ISTANBUL - Turkish President Recep Tayyip Erdogan on Friday accused Syrian President Bashar al-Assad of waging ‘state terror’, equating the crimes of the Damascus regime with those of Islamic State (IS) militants.

Ankara is concerned that the focus of the US-led coalition on fighting IS extremists will take attention away from Turkey’s long-standing aim of toppling the Syrian leader. In a speech to the thousands of supporters in the Black Sea city of Trabzon, Erdogan said the Assad regime and IS were both terror groups who should be dealt with accordingly.

‘We cannot leave their fate into the hands of the murderer Assad who is waging a state terror,’ said Erdogan, referring to the 1.5 million Syrian refugees that Turkey has taken in during the conflict. ‘We have always displayed a principled stance towards all terrorist organisations. We are not discriminating against terror organisations, saying this one is good or this one is bad,’ he said in the televised speech.

‘We have adopted the same stance towards ISIS,’ he said using a variant of the name for IS. ‘But other terrorist organisations pose a threat to us too.’ Ankara has vehemently opposed Assad during the three-and-a-half-year Syria conflict but has been criticised for not showing greater involvement in the fight against IS extremists.

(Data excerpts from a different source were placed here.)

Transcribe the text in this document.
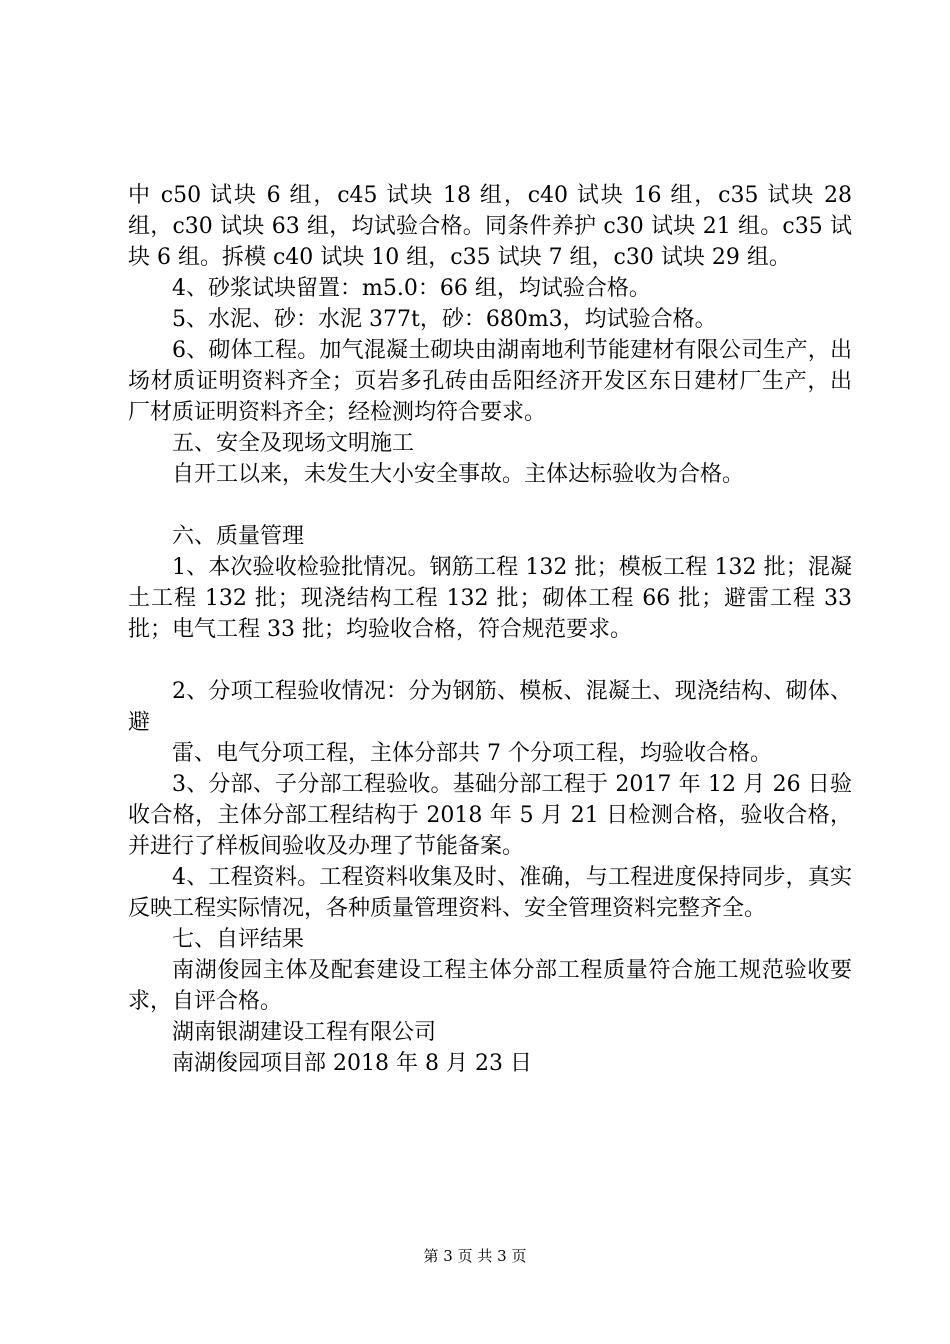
中 c50 试块 6 组，c45 试块 18 组，c40 试块 16 组，c35 试块 28 组，c30 试块 63 组，均试验合格。同条件养护 c30 试块 21 组。c35 试块 6 组。拆模 c40 试块 10 组，c35 试块 7 组，c30 试块 29 组。

4、砂浆试块留置：m5.0：66 组，均试验合格。

5、水泥、砂：水泥 377t，砂：680m3，均试验合格。

6、砌体工程。加气混凝土砌块由湖南地利节能建材有限公司生产，出场材质证明资料齐全；页岩多孔砖由岳阳经济开发区东日建材厂生产，出厂材质证明资料齐全；经检测均符合要求。

五、安全及现场文明施工

自开工以来，未发生大小安全事故。主体达标验收为合格。

六、质量管理

1、本次验收检验批情况。钢筋工程 132 批；模板工程 132 批；混凝土工程 132 批；现浇结构工程 132 批；砌体工程 66 批；避雷工程 33 批；电气工程 33 批；均验收合格，符合规范要求。

2、分项工程验收情况：分为钢筋、模板、混凝土、现浇结构、砌体、避

雷、电气分项工程，主体分部共 7 个分项工程，均验收合格。

3、分部、子分部工程验收。基础分部工程于 2017 年 12 月 26 日验收合格，主体分部工程结构于 2018 年 5 月 21 日检测合格，验收合格，并进行了样板间验收及办理了节能备案。

4、工程资料。工程资料收集及时、准确，与工程进度保持同步，真实反映工程实际情况，各种质量管理资料、安全管理资料完整齐全。

七、自评结果

南湖俊园主体及配套建设工程主体分部工程质量符合施工规范验收要求，自评合格。

湖南银湖建设工程有限公司

南湖俊园项目部 2018 年 8 月 23 日

第 3 页 共 3 页
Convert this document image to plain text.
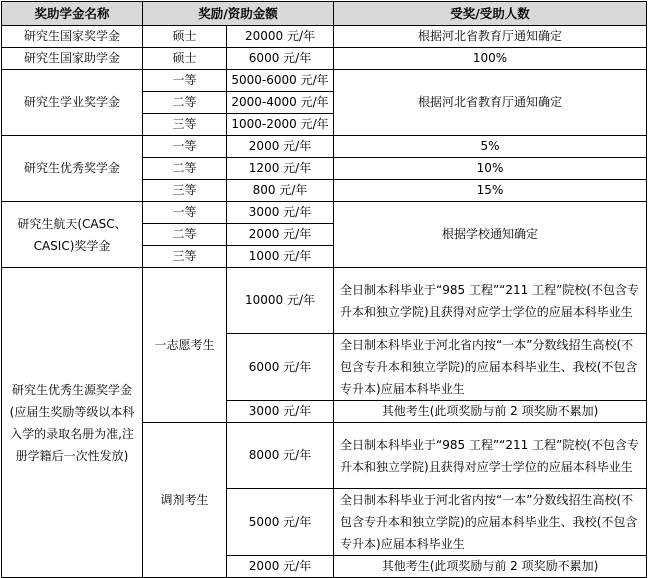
奖助学金名称	奖励/资助金额		受奖/受助人数
研究生国家奖学金	硕士	20000 元/年	根据河北省教育厅通知确定
研究生国家助学金	硕士	6000 元/年	100%
研究生学业奖学金	一等	5000-6000 元/年	根据河北省教育厅通知确定
	二等	2000-4000 元/年	
	三等	1000-2000 元/年	
研究生优秀奖学金	一等	2000 元/年	5%
	二等	1200 元/年	10%
	三等	800 元/年	15%
研究生航天(CASC、CASIC)奖学金	一等	3000 元/年	根据学校通知确定
	二等	2000 元/年	
	三等	1000 元/年	

研究生优秀生源奖学金
(应届生奖励等级以本科入学的录取名册为准,注册学籍后一次性发放)	一志愿考生	10000 元/年	全日制本科毕业于“985 工程”“211 工程”院校(不包含专升本和独立学院)且获得对应学士学位的应届本科毕业生
		6000 元/年	全日制本科毕业于河北省内按“一本”分数线招生高校(不包含专升本和独立学院)的应届本科毕业生、我校(不包含专升本)应届本科毕业生
		3000 元/年	其他考生(此项奖励与前 2 项奖励不累加)
	调剂考生	8000 元/年	全日制本科毕业于“985 工程”“211 工程”院校(不包含专升本和独立学院)且获得对应学士学位的应届本科毕业生
		5000 元/年	全日制本科毕业于河北省内按“一本”分数线招生高校(不包含专升本和独立学院)的应届本科毕业生、我校(不包含专升本)应届本科毕业生
		2000 元/年	其他考生(此项奖励与前 2 项奖励不累加)
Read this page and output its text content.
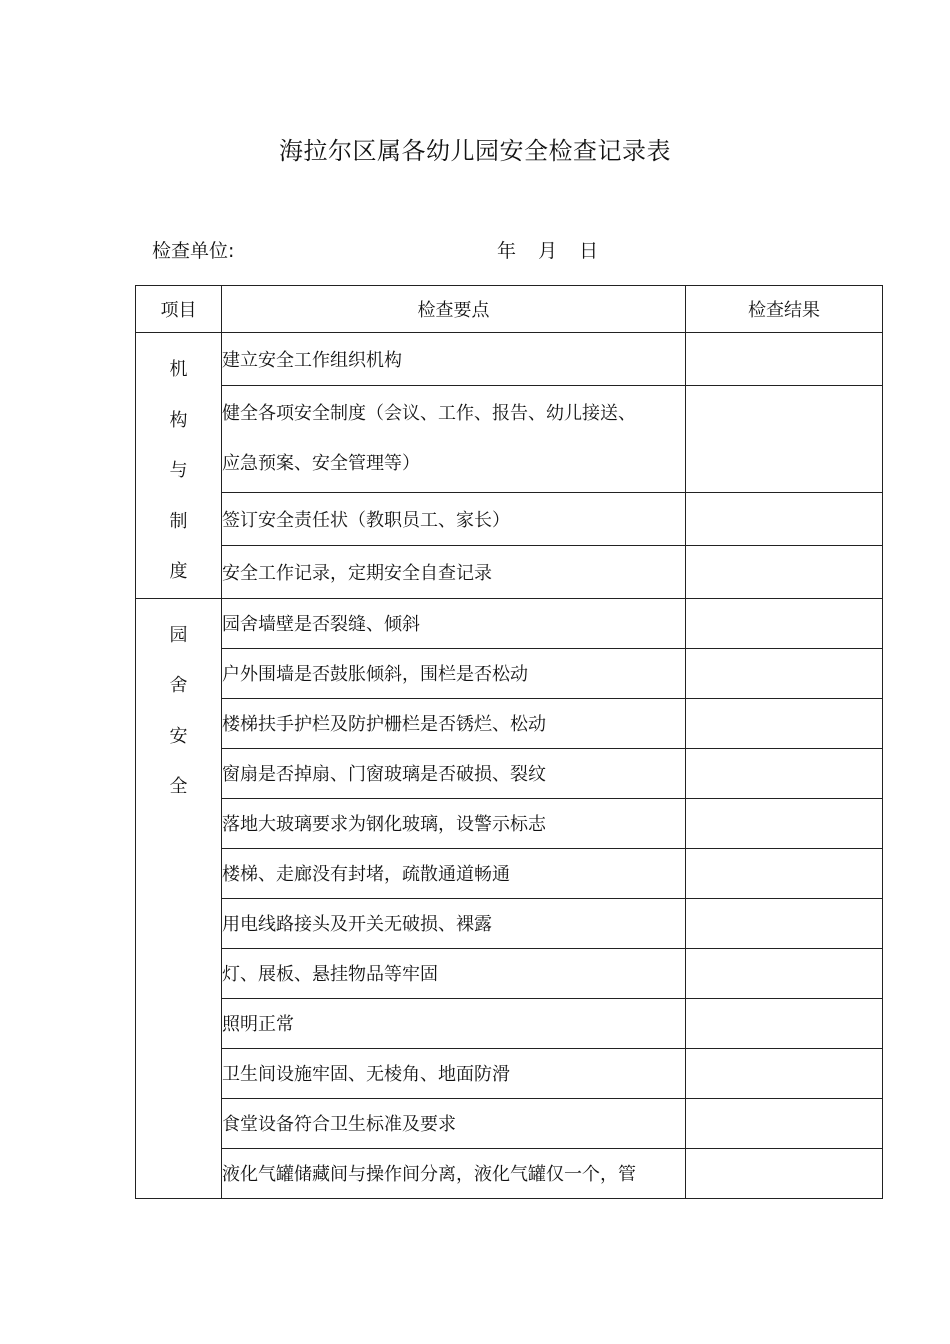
海拉尔区属各幼儿园安全检查记录表
检查单位:	年 月 日
项目	检查要点	检查结果

机
构
与
制
度	建立安全工作组织机构	

	健全各项安全制度（会议、工作、报告、幼儿接送、
应急预案、安全管理等）	

	签订安全责任状（教职员工、家长）	

	安全工作记录，定期安全自查记录	

园
舍
安
全	园舍墙壁是否裂缝、倾斜	

	户外围墙是否鼓胀倾斜，围栏是否松动	

	楼梯扶手护栏及防护栅栏是否锈烂、松动	

	窗扇是否掉扇、门窗玻璃是否破损、裂纹	

	落地大玻璃要求为钢化玻璃，设警示标志	

	楼梯、走廊没有封堵，疏散通道畅通	

	用电线路接头及开关无破损、裸露	

	灯、展板、悬挂物品等牢固	

	照明正常	

	卫生间设施牢固、无棱角、地面防滑	

	食堂设备符合卫生标准及要求	

	液化气罐储藏间与操作间分离，液化气罐仅一个，管	
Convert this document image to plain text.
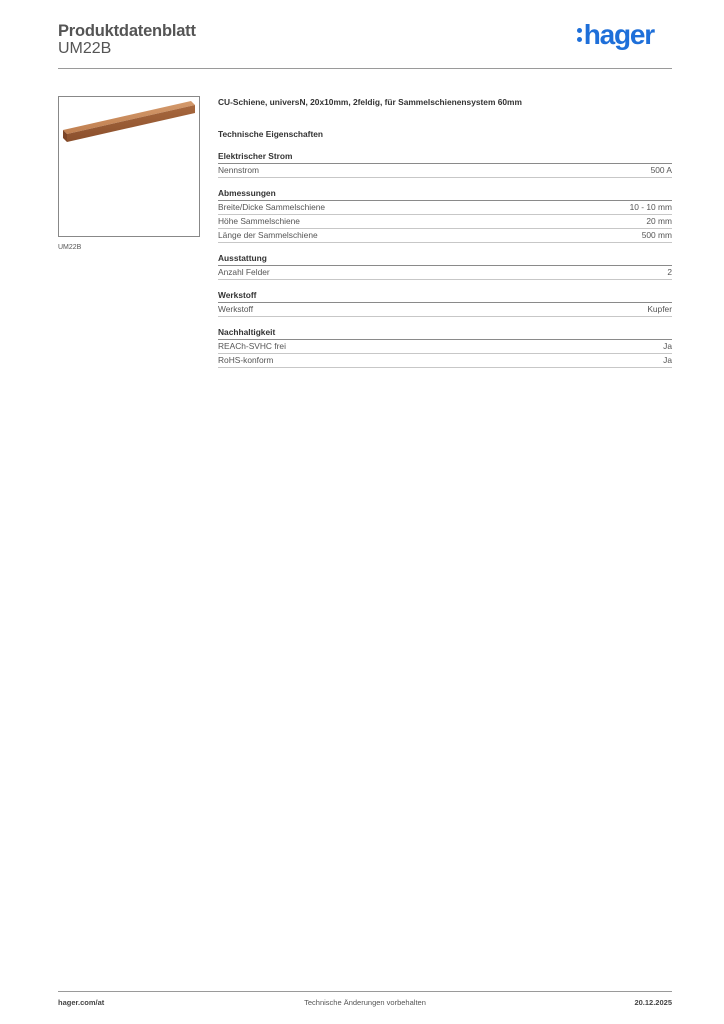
Produktdatenblatt
UM22B	hager
UM22B
CU-Schiene, universN, 20x10mm, 2feldig, für Sammelschienensystem 60mm
Technische Eigenschaften
Elektrischer Strom
Nennstrom	500 A
Abmessungen
Breite/Dicke Sammelschiene	10 - 10 mm
Höhe Sammelschiene	20 mm
Länge der Sammelschiene	500 mm
Ausstattung
Anzahl Felder	2
Werkstoff
Werkstoff	Kupfer
Nachhaltigkeit
REACh-SVHC frei	Ja
RoHS-konform	Ja
hager.com/at	Technische Änderungen vorbehalten	20.12.2025
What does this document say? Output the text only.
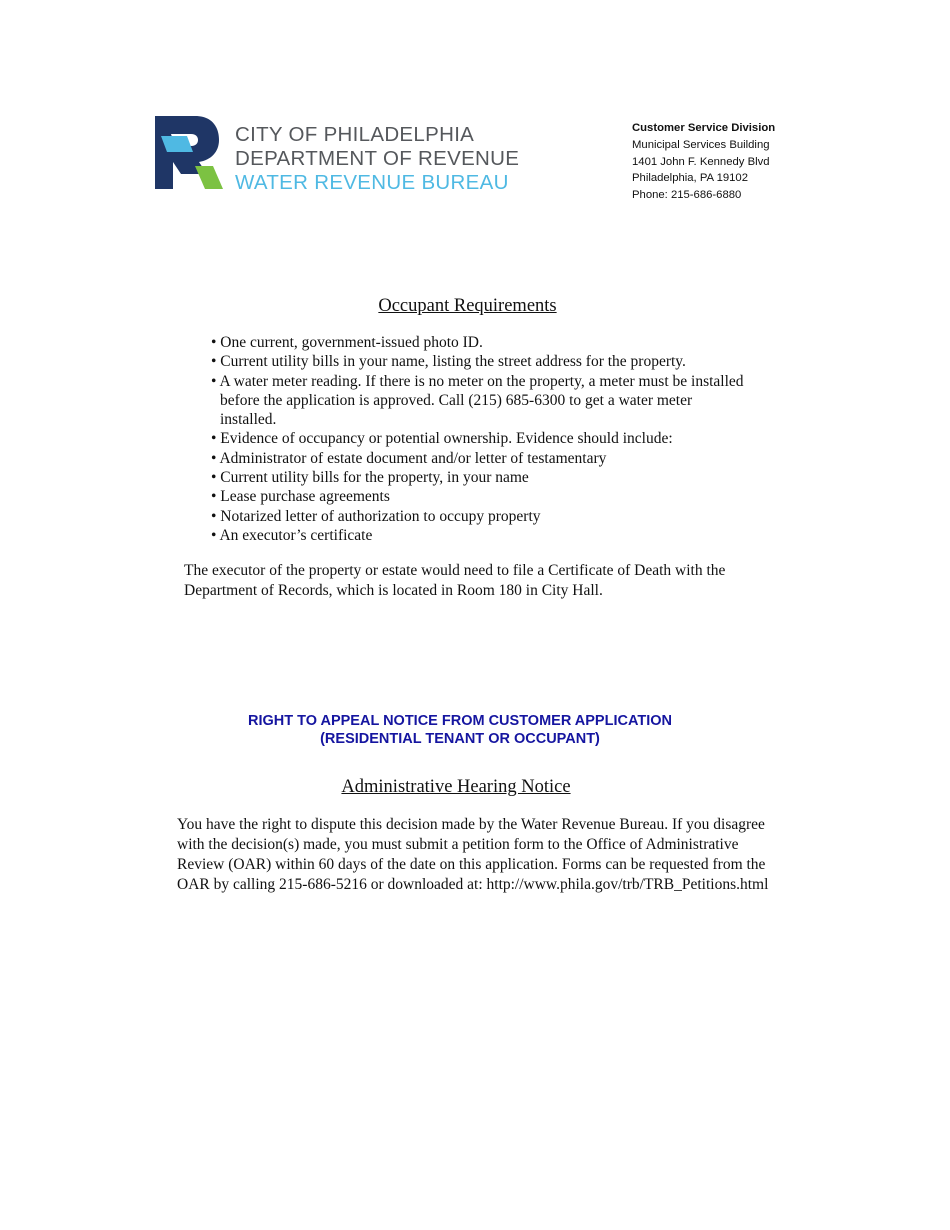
CITY OF PHILADELPHIA
DEPARTMENT OF REVENUE
WATER REVENUE BUREAU
Customer Service Division
Municipal Services Building
1401 John F. Kennedy Blvd
Philadelphia, PA 19102
Phone: 215-686-6880
Occupant Requirements
• One current, government-issued photo ID.
• Current utility bills in your name, listing the street address for the property.
• A water meter reading. If there is no meter on the property, a meter must be installed before the application is approved. Call (215) 685-6300 to get a water meter installed.
• Evidence of occupancy or potential ownership. Evidence should include:
• Administrator of estate document and/or letter of testamentary
• Current utility bills for the property, in your name
• Lease purchase agreements
• Notarized letter of authorization to occupy property
• An executor’s certificate
The executor of the property or estate would need to file a Certificate of Death with the Department of Records, which is located in Room 180 in City Hall.
RIGHT TO APPEAL NOTICE FROM CUSTOMER APPLICATION
(RESIDENTIAL TENANT OR OCCUPANT)
Administrative Hearing Notice
You have the right to dispute this decision made by the Water Revenue Bureau. If you disagree with the decision(s) made, you must submit a petition form to the Office of Administrative Review (OAR) within 60 days of the date on this application. Forms can be requested from the OAR by calling 215-686-5216 or downloaded at: http://www.phila.gov/trb/TRB_Petitions.html
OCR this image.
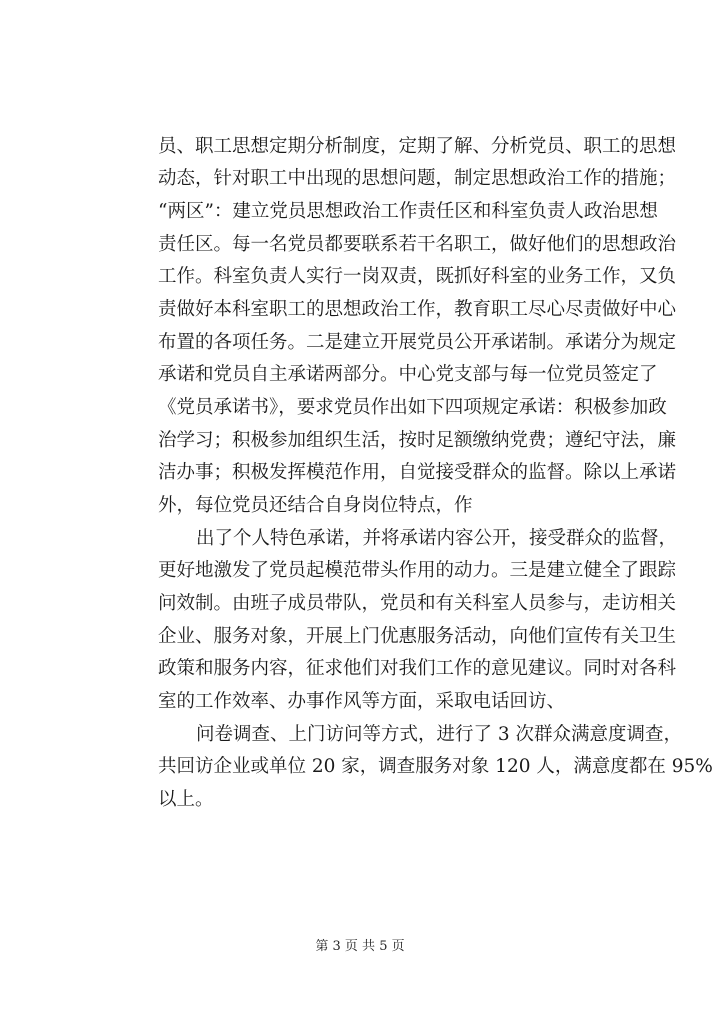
员、职工思想定期分析制度，定期了解、分析党员、职工的思想
动态，针对职工中出现的思想问题，制定思想政治工作的措施；
“两区”：建立党员思想政治工作责任区和科室负责人政治思想
责任区。每一名党员都要联系若干名职工，做好他们的思想政治
工作。科室负责人实行一岗双责，既抓好科室的业务工作，又负
责做好本科室职工的思想政治工作，教育职工尽心尽责做好中心
布置的各项任务。二是建立开展党员公开承诺制。承诺分为规定
承诺和党员自主承诺两部分。中心党支部与每一位党员签定了
《党员承诺书》，要求党员作出如下四项规定承诺：积极参加政
治学习；积极参加组织生活，按时足额缴纳党费；遵纪守法，廉
洁办事；积极发挥模范作用，自觉接受群众的监督。除以上承诺
外，每位党员还结合自身岗位特点，作
出了个人特色承诺，并将承诺内容公开，接受群众的监督，
更好地激发了党员起模范带头作用的动力。三是建立健全了跟踪
问效制。由班子成员带队，党员和有关科室人员参与，走访相关
企业、服务对象，开展上门优惠服务活动，向他们宣传有关卫生
政策和服务内容，征求他们对我们工作的意见建议。同时对各科
室的工作效率、办事作风等方面，采取电话回访、
问卷调查、上门访问等方式，进行了 3 次群众满意度调查，
共回访企业或单位 20 家，调查服务对象 120 人，满意度都在 95%
以上。
第 3 页 共 5 页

Earlier, Prime Minister Ahmet Davutoglu said: ‘Turkey is against ISIS just the same way that it is against Assad.’ ‘Assad and ISIS are both responsible for all these events and tragedies,’ he told reporters in Ankara. He added: ‘No one can prove that Turkey is supporting ISIS.’ Turkey has been reluctant to intervene militarily against IS militants trying to take the mainly Kurdish town of Kobane just across the border, despite having parliamentary authorisation for military action in Syria.

Ankara has been accused of encouraging the rise of IS with its support for Islamist-tinted rebel groups in Syria seeking to oust Assad and is now seeking a commitment from the West to move against the Syrian leader. Davutoglu ridiculed Turkey’s main opposition leader Kemal Kilicdaroglu, who suggested that parliament should issue a separate mandate for Turkish military action in Kobane. ‘Are we going to issue a separate mandate for each province or district? It’s such a ridiculous proposal,’ Davutoglu scoffed.

Moreover, At least 31 people have been killed and 360 others injured in a four day ‘spiral of violence’ in Turkey led by pro-Kurdish protesters demonstrating against the government’s policy on Syria, the interior minister said Friday.

Interior Minister Efkan Ala pledged that the government would press on with efforts despite the violence to make peace with Kurdish rebels who have a waged a 30-year insurgency for self-rule in the east of Turkey. In addition to the toll of 31 people killed in protests, two policemen were shot dead in the southern city of Bingol late Thursday while inspecting the scene of a demonstration, Ala told reporters.

Bingol province’s police chief was seriously wounded in the attack. Five ‘terrorists’ suspected of gunning them down were themselves killed by the security forces, Ala confirmed. ‘This spiral of violence should immediately be stopped,’ he said in a statement. ‘Everyone should do their part to put an end to these incidents. We should all stand in solidarity with each other.’

Ala said that clashes broke out in 35 cities, and 221 civilians and 139 security officials including police were wounded. Over 1,000 people were detained and 58 people have formally been arrested for their involvement in the protests which caused damage to 212 schools, he said. The violence, which has been concentrated in south-eastern Turkey but also flared in Istanbul and Ankara, has been among the worst rioting seen in the country in years. The official toll has already well exceeded the number of eight people confirmed to have been killed in the May-June 2103 nationwide protests against the ruling party.

According to the official Anatolia agency, most of the deaths occurred in Diyarbakir, Turkey’s main Kurdish city, where 11 people were killed. The fatalities were mainly concentrated in the southeast of Turkey but one person died in protests in Istanbul, it said. The latest deaths happened late Thursday in the southeastern province of Gaziantep, where at least four people died in clashes between rival groups armed with rifles, pistols and axes, the Dogan news agency reported.

But Ala said the government would continue efforts to make peace with the outlawed Kurdistan Workers Party (PKK) whose supporters were heavily involved in the violence. ‘We know that our people condemn vandalism, hatred and chaos. We are doing our best to make sure these are not going to happen again,’ he said. The demonstrators responded to a call late Monday by Turkey’s main pro-Kurdish party for protests against the government’s lack of action to stop the Syrian border town of Kobane falling to militants. But some of the deadly violence has been blamed on clashes between PKK supporters and backers of the Kurdish Sunni fundamentalist group Huda-Par which is sympathetic to IS.